I'm reminded of the Microsoft/Netscape battle during the first browser war. The two of them set each other firmly in each others' sights, each trying to predict what the other would do and counter it. In the end, Netscape died and Microsoft became irrelevant, and it was a tiny startup called Google that ended up winning.


That depends on the timescale. While Google is winning in 2016, in 2006 we would definitely have been saying Microsoft had won. Nobody knows who will be winning in 2026.


The two lessons from this:

- Microsoft got so good and prolific at fighting on their terrain, they overspecialized and forgot how to win anywhere else. Once their opponents stopped stepping on their terrain, MS started losing.
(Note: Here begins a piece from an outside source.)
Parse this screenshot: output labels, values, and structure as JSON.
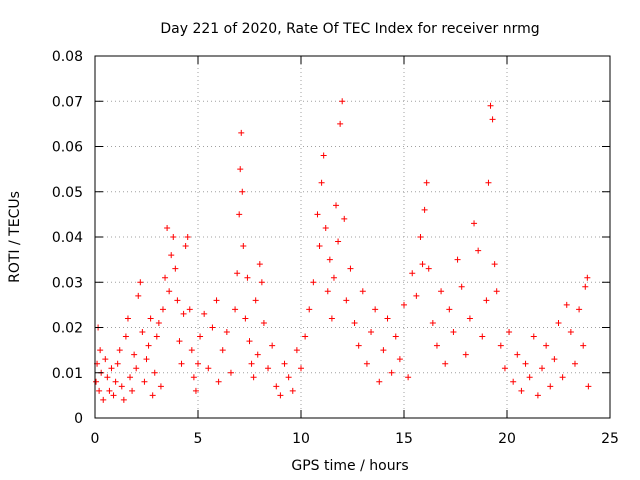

- There's no such thing as the first browser war or the second browser war or the operating system war, and there's no such thing as winners or losers. There's just a never-ending sequence of skirmishes and battles.


> acting unpredictably from time to time can disorient the enemy commander, expand their loop and therefore allow you to act at a faster tempo than he

I disagree that this is a good idea. I think acting unpredictably gives your opponent a reason to look deeper into your strategy which ultimately might end up sinking it. If you perform an unpredictable move it should be for a hard and fast strategic gain.

Ideally you should move in a fashion that is entirely predictable by your opponent without incurring significant loss to yourself. This will caused them to be surprised when you eventually break from your predictable normal activities and perform an unexpected maneuver.


Hmm, what you're saying makes sense, because the way you explain it makes it sound like it would have the opposite effect and let them act inside your OODA loop. Maybe I'm reaching too far, since it's not a topic I'm well-versed in.

I've heard cheng and chi translated in other ways, like "ordinary" vs. "extraordinary", "direct" vs. "indirect," so maybe "unpredictable" doesn't really apply here. I read it as being more about conflict within an ever-changing environment. If the world is constantly falling out of order, the advantage doesn't go to the one with the most consistently rational strategy, but the one who responds to change the fastest. So instead of making your opponent confused about your strategy, the goal is to degrade his perception to make him unable to keep up with reality itself. This is all very theoretical and abstract though.


I always liked orthodox and unorthodox. I think there are lessons when Sun Tzu discusses cheng/chi that are somewhat orthogonal to the OODA loop, but I see the stated interpretation by porpoisemonkey as a "subset". Lulling your opponent into complacence with the obvious and baiting him into a lethal trap absolutely fits the definition of destroying their perception of reality, but isn't the only way.

Your opponent becoming so paralyzed by the fear of not knowing what you will do next and thus doing nothing also fits the OODA loop in a completely different way, but isn't really cheng/chi. This is also touched on in Art of War, so it's not like they are conflicting ideas.


> I've been reading a lot about John Boyd and the OODA loop,

Care to share your reading list? I've read the Coram biography and really enjoyed it, but it's understandably light on details of how to apply OODA to things like business.


Certain to Win is very good.

There's also sort of an "anthology" book on Boyd/OODA called Science, Strategy, and War by Osinga.

You can find some other random content on dnipogo.org and in the web archive for belisarius.com (I don't know why this is down now).

When reading about Boyd and his ideas, I think it's best to focus on the core concepts and reason about applications yourself. He built his philosophy bottom up (he was originally a fighter pilot). Examples like in Certain to Win are looking for parallels that exist coincidentally... or perhaps a better word is patterns ( http://www.dnipogo.org/boyd/patterns_ppt.pdf )


Just Coram so far. There's a book called "Certain to Win" that applies his ideas to business.